Elle choisit, pour son mémoire, de se pencher sur le travail de
comédien. « J’ai rencontré un certain nombre de comédiens
et j’ai toujours été frappée par la manière dont Ils parlaient de
leur travail : d’une façon très pointue, très fine, et en même
temps mystérieuse. J’étais intriguée par ces conversations
sur « l’énergie », la « présence »… Des notions très difficiles
à définir. »
Ses premiers résultats lui semblent tellement riches, qu’elle
décide de poursuivre en thèse.
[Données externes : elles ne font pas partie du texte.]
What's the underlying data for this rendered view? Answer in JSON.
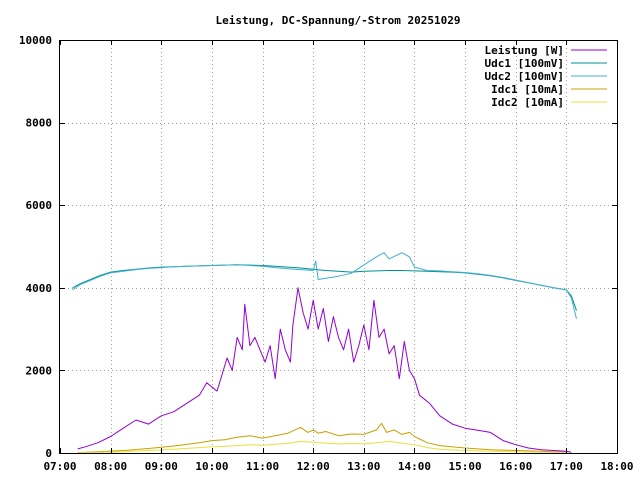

Mais ayant réalisé son Master
de recherche en parallèle de son activité de clinicienne, une
expérience plutôt éprouvante, il lui semblait impossible de
poursuivre sans financement.
Marie Potiron candidate alors à une allocation doctorale du DIM GESTES. Son projet de
recherche est retenu. Elle est sélectionnée pour le mener au LPCP, Université Paris-Diderot,
au terme des auditions de juin 2013.
« Je m’intéresse au travail de comédien, pas seulement en tant que travail singulier, mais aussi parce
que je crois qu’une discussion pourrait s’engager entre la psychodynamique du travail, qui s’intéresse
notamment au réel, du travail, à l’engagement intime de soi dans le travail, y compris corporellement et
les discours théoriques sur le jeu. » Des « théories du jeu » (la biomécanique de Vsevolod Myerhold, le
« système » de Constantin Stanislavski, la distanciation de Bertold Brecht) qui, sans avoir une ambition
« scientifique » proprement dite n’en forment pas moins des systèmes relativement cohérents, « avec
une véritable ambition théorique ».
L’idée serait donc d’installer ce dialogue, car ces théories
comportent parfois quelques « angles morts », des
« silences », auxquels l’étudiante d’alors s’était
auparavant confrontée, sur la coopération, la convivialité
au travail ou encore l’autorité. Ces questions sont pourtant
« au centre du travail de comédien » selon elle. « En se
concentrant sur le jeu, ces théories omettent ce qu’il se
passe hors plateau. Et elles sont souvent élaborées par
des metteurs en scène, qui sont prescripteurs du travail.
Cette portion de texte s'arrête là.